Regia di Erik Van Looy vedi scheda film
The Alzheimer Case ( titolo internazionale alternativo The memory of a killer, titolo originale De zaak Alzheimer) è un film belga targato Erik Van Looy che si situa tra il torbido thriller americano e il noir francese di cui , anche per ragioni geografiche, riprende alcune tonalità.
Introdotto da un incipit adrenalinico in cui un malvivente sta vendendo per farla prostituire sua figlia a un tizio che si rivela essere un poliziotto, il film poi si snoda attraverso una storiaccia di vendetta e d'onore, oltre che di ripercussioni sulle alte sfere( anche della polizia).
L'onore però è quello del killer, il marsigliese Angelo Ledda , macchina di morte praticamente infallibile a dispetto di un'età non più verdissima che, noleggiato per un lavoro che metta a tacere un certo scandalo, si rifiuta di eseguire l'omicidio della bambina dell'incipit, ora più cresciuta, ma sempre minorenne.
Come nei film di Melville anche i sicari hanno un codice d'onore. In certi casi anche più sviluppato di quello dei poliziotti.

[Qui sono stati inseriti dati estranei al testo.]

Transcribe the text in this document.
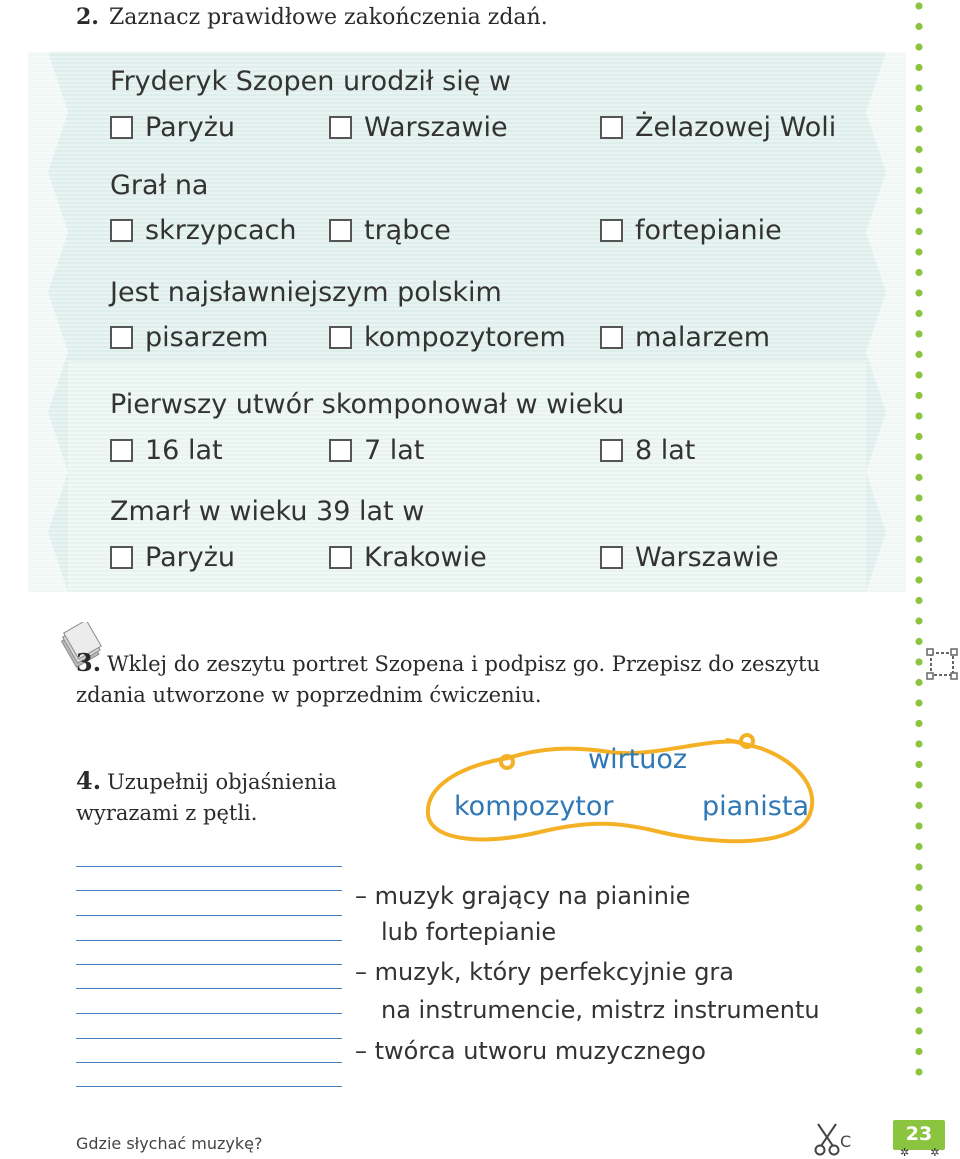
2. Zaznacz prawidłowe zakończenia zdań.
Fryderyk Szopen urodził się w
Paryżu	Warszawie	Żelazowej Woli
Grał na
skrzypcach	trąbce	fortepianie
Jest najsławniejszym polskim
pisarzem	kompozytorem	malarzem
Pierwszy utwór skomponował w wieku
16 lat	7 lat	8 lat
Zmarł w wieku 39 lat w
Paryżu	Krakowie	Warszawie
3. Wklej do zeszytu portret Szopena i podpisz go. Przepisz do zeszytu zdania utworzone w poprzednim ćwiczeniu.
4. Uzupełnij objaśnienia
wyrazami z pętli.
wirtuoz
kompozytor	pianista
– muzyk grający na pianinie
lub fortepianie
– muzyk, który perfekcyjnie gra
na instrumencie, mistrz instrumentu
– twórca utworu muzycznego
Gdzie słychać muzykę?	C	23
✲      ✲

Il problema è che la ragazzina viene fatta fuori da un "collega" con meno scrupoli di Angelo e lui si arrabbia. Moltissimo, al punto da pianificare un massacro.
Angelo si annota indirizzi e numeri di telefono sugli avambracci, ha sempre con sè delle pillole che gli servono quando le sue connessioni cerebrali cominciano a scricchiolare, tende a dimenticare le cose.
Ha l'Alzheimer.
Il film di Erik Van Looy è un thriller di robusta fattura , immerso totalmente nelle logiche di genere senza tante complicazioni esistenziali (la coscienza di Ledda viene fuori solo con la bambina, altrimenti è spietato) che non ha la raffinatezza di linguaggio delle scatole cinesi diMemento o le coreografie stilizzate di Vendicami di Johnnie To.

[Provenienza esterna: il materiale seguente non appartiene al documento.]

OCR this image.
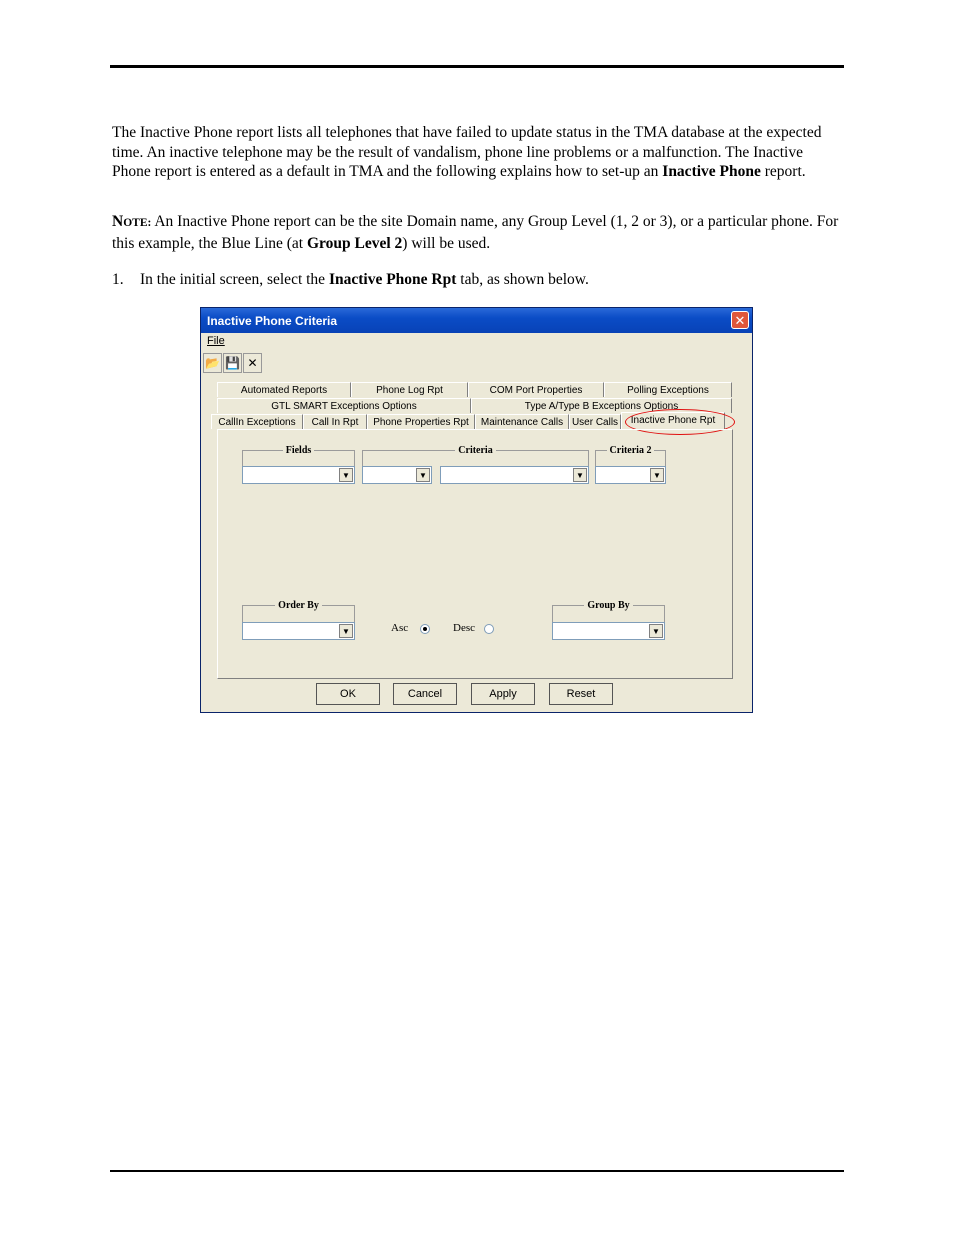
The Inactive Phone report lists all telephones that have failed to update status in the TMA database at the expected time. An inactive telephone may be the result of vandalism, phone line problems or a malfunction. The Inactive Phone report is entered as a default in TMA and the following explains how to set-up an Inactive Phone report.

NOTE: An Inactive Phone report can be the site Domain name, any Group Level (1, 2 or 3), or a particular phone. For this example, the Blue Line (at Group Level 2) will be used.

1. In the initial screen, select the Inactive Phone Rpt tab, as shown below.

Inactive Phone Criteria	✕
File
📂 💾 ✕
Automated Reports	Phone Log Rpt	COM Port Properties	Polling Exceptions
GTL SMART Exceptions Options	Type A/Type B Exceptions Options
CallIn Exceptions	Call In Rpt	Phone Properties Rpt	Maintenance Calls User Calls	Inactive Phone Rpt
Fields
▼
Criteria
▼	▼
Criteria 2
▼
Order By
▼	Asc	Desc
Group By
▼
OK	Cancel	Apply	Reset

Ha un'eccellente costruzione della suspense, ottime scene action ( da manuale della suspense l'assalto del killer alla casa fortino dove è rinchiuso il "Barone" protetto da tre poliziotti) e un personaggio principale, l'Angelo Ledda interpretato dall'esperto e bravissimo Jan Decleir, che buca letteralmente lo schermo con la sua faccia che sembra rubata al monte Rushmore e il suo fisico non esattamente scolpito ma assolutamente efficiente.
Il problema è quella dannata malattia.
Ambientato ad Anversa ( ben lontana dallo stereotipo turistico anche se un tassista ci rende edotti sul fatto che sia molto più bella di Bruges) tra periferie semiabbandonate, castelli bunker e interni di uffici giudiziari, The Alzheimer Case si muove con stringente efficacia su vari piani narrativi che confluiranno in un finale magari scontato ma assolutamente ben congegnato: l'indagine poliziesca, gli intrighi per nascondere le persone importanti coinvolte, il furente one man show di Ledda che, abituato sempre a risolversi le questioni da solo, cerca di assicurare i colpevoli alla sola giustizia che riconosce.
Quella divina.
E' lui l'arma vincente di questo film che tiene incollati alla poltrona dal primo all'ultimo minuto.
E'un peccato che una pellicola valida e dall'appeal commerciale come questa non abbia avuto la diffusione che meritava.